Under complete knowledge and full information, and assuming a fully flexible supply of the asset stock, both its price and quantity would settle instantly at their rational-expectations equivalents. However, under optimistic expectations and a sluggish supply of the asset stock (due to short-term rigidities), the dynamics can give origin to speculative booms. Specifically, if positive news on the asset leads the agents to expect increasing trends of its price, an upbeat market lowers the asset optimal liquidation cost and raises its utility. Also, as optimism prevails, agents keep delaying the expected time of stock liquidation, once again raising its utility. Finally, optimism lowers the asset’s expected liquidation cost, once again raising its utility.
Meanwhile, as the asset stock supply adjusts only slowly to demand, the stock return grows as the asset’s yield and price both rise. All this contributes to keeping the relative marginal utility of the asset (and, hence, its demand) increasing. But as the stock supply responds slowly to increasing demand, equilibrium requires that its price overshoot its rational-expectations equivalent. Price overshooting feeds into optimistic expectations and causes the stock price to stay (or to rise farther up) above equilibrium even as its supply starts adjusting to demand. This can generate a sequence of temporary equilibria characterized by levels of the asset stock and price higher than their rational-expectations equivalents, thus forming a bubble.
Pricking bubbles: macroprudential policy options
As the crisis has challenged the consensus whereby monetary policy can ensure financial stability by targeting the price inflation of goods and services, alternative (macroprudential) policy tools have been designed to prevent financial imbalances.

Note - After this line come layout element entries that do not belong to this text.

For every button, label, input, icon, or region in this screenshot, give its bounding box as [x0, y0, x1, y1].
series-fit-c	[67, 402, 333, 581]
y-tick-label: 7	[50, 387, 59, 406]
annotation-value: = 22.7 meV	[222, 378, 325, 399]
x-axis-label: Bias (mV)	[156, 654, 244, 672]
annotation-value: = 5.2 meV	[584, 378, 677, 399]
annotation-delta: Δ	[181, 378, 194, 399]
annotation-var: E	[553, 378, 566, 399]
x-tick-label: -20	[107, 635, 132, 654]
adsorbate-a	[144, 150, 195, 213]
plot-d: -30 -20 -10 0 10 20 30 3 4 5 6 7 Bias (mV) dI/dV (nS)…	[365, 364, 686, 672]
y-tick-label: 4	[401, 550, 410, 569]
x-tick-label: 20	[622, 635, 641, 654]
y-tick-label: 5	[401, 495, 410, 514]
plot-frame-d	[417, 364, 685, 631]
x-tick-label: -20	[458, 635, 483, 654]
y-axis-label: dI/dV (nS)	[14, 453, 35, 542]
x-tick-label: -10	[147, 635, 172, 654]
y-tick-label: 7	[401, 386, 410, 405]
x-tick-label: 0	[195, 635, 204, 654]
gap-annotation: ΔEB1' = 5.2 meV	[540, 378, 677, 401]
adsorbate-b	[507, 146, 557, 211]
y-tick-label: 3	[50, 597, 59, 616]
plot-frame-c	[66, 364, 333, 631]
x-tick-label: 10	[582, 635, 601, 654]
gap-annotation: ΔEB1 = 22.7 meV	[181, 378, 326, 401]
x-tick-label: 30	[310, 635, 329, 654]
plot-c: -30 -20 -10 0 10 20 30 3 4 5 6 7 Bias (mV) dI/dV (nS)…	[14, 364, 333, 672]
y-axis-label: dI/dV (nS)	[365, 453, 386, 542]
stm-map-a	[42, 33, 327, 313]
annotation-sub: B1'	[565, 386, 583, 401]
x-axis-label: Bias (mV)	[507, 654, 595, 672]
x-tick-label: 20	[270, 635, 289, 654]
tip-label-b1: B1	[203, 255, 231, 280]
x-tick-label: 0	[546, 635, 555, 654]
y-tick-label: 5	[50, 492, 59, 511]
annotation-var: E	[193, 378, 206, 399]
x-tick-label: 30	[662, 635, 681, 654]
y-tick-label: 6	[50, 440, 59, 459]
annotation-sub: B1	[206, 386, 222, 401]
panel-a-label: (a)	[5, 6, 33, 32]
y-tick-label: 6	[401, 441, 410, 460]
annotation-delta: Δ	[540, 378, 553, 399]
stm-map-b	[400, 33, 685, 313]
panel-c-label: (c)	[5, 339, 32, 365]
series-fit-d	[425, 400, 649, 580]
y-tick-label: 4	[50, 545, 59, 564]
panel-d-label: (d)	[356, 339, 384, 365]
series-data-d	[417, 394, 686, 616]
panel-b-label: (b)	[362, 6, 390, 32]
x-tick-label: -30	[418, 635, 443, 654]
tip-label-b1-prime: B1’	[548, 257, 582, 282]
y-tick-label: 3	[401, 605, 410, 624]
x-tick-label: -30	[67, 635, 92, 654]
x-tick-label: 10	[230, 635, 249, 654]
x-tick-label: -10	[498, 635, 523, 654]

My approach suggests a type of tool that could be activated when the asset price dynamics indicate the presence of speculative activity. Bubble growth could be pre-empted by increasing the asset’s liquidation cost, thus “throwing sand in the wheel” of its trading; this could be accomplished by an authority imposing an ad-hoc (adjustable) fee on the trading price of the asset. Set at an appropriate level, the fee would discourage excess demand for the asset, as it would lower its utility. By altering the asset’s (current and future) optimal trading cost, the fee would force the economy to settle at a lower equilibrium level of its stock.
To the extent that the tool would become entrenched in financial policymaking, and credible, it could stabilize market behaviors ex ante — much as a street speed control limit and fine would discourage drivers from exceeding the limit. Clearly, the fee would distort the given asset market price, but it would act as a corrective device to the distortive effect of optimistic expectations discussed above.
Compared with using monetary policy to prick bubbles, as strongly suggested by Roubini, the ad-hoc fee tool would be market- (or asset-) specific, thus averting the disruptive consequences on the rest of the economy from using coarser (non-selective) instruments like interest rates or credit restraints, as noted by Posen. The ad-hoc fee tool, also, could be calibrated to any level necessary to discourage excess trading of an asset, a flexibility feature that is unavailable to the monetary authorities (see Bernanke). The tool could be more specifically targeted than the central banks’ macroprudential instruments, which are intended to constrain the supply of funds from financial intermediaries.
Finally, the use of a quasi-fiscal tool would call for reconsidering the question of whether macroprudential policy should overburden central banks, or should not better be assigned to an inter-institutional systemic-risk supervisory institution with broader (not just financial) instruments and a horizontal (not just vertical) responsibility extending across banks, securities firms, financial and nonfinancial markets, and geographies, as was alluded to by the New York’s Fed chairman William Dudley soon after the crisis.